One of the most notable features of this outbreak was the evolution of antibiotic resistance over time, with the emergence of resistance to first (cephalosporin), second (carbapenems), and third (colistin) line treatments. The potent R504C substitution in PBP3 was selected in each subclone, and in addition to facilitating cephalosporin resistance, has also been linked to ceftazidime/avibactam resistance (López-Causapé et al., 2017). While no patient prescription data is available from Facility A, it can be speculated that the high prevalence of cephalosporin resistance in early outbreak isolates led to increased carbapenem use, which in turn selected for the many independently evolved OprD mutants, one of the most common mechanisms for carbapenem resistance in P. aeruginosa (Jurado-Martín et al., 2021). Finally, albeit limited to a single patient, the emergence of colistin resistance, through a well-characterized mechanism, is a reminder that the threat of extensively drug-resistant P. aeruginosa is only a prescription and a few mutations away (Chambers and Sauer, 2013).

Some limitations were noted for this study and complicated the genomic inferences. First, although the criteria remained the same, the partial and inconsistent sampling of clinical P. aeruginosa isolates prevented from capturing the exact magnitude of the outbreak through the years, and sampling bias cannot be ruled out. Second, detailed epidemiological data for the patients (date of admission(s), bed location, reason for sampling, medications prescribed, etc.) were unavailable. As a result, possible patient overlaps were only inferred from the location and culture date of the isolates, and many were likely not detected. Third, fixed thresholds (i.e. genetic relatedness, time between isolates collection, and shared hospital location) were applied to predict a possible origin of infection. Acknowledging the other limitations, these were designed to predict the most likely cases of direct patient-to-patient transmission, when an overlap was identified, or environment-to-patient transmission, when a patient overlap was ruled out. Because of conservative criteria, the origins of most cases remained undetermined, and an alternative to fixed threshold, using TransPhylo (Didelot et al., 2021), is being explored in a follow-up study. This approach uses a probabilistic model to predict whom infected whom in outbreak scenarios and reconstruct transmission trees (Didelot et al., 2021). Fitting our dataset, TransPhylo was recently extended to allow the use of multiple genomes per host (Carson et al., 2024) and to incorporate epidemiological data into the analysis (Carson et al., 2025).
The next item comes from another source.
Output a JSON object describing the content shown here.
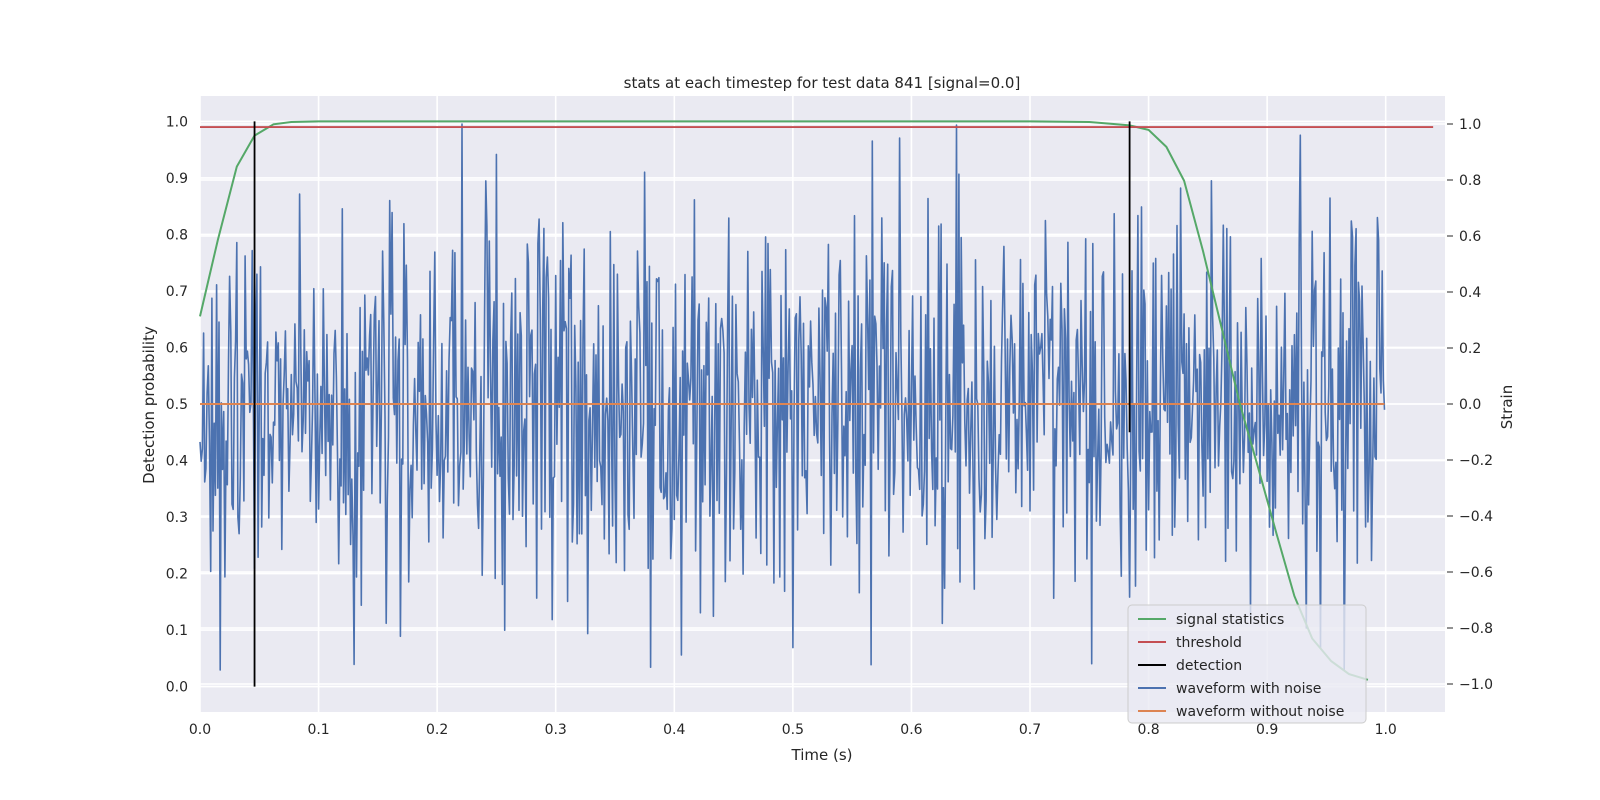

The data generated during this study has resulted in various ongoing interventions (e.g. closing sinks, replacing tubing, using foaming detergents Jones et al., 2020) at Facility A. Sampling and sequencing, in near real-time, of all P. aeruginosa clinical isolates (and not just MDR) also commenced in 2021. Notably, as of May 2025, no new ST-621 patient cases have been reported in over 15 months, and the unbiased contemporary data using all P. aeruginosa from patients at this facility confirms the spread has slowed, with just four cases identified in 2022–2024. Similar to Facility A, the roll-out of routine WGS surveillance in the clinic has the potential to improve patient care and prevent some of the estimated 136 million hospital-associated drug-resistant infections per year globally (Balasubramanian et al., 2023).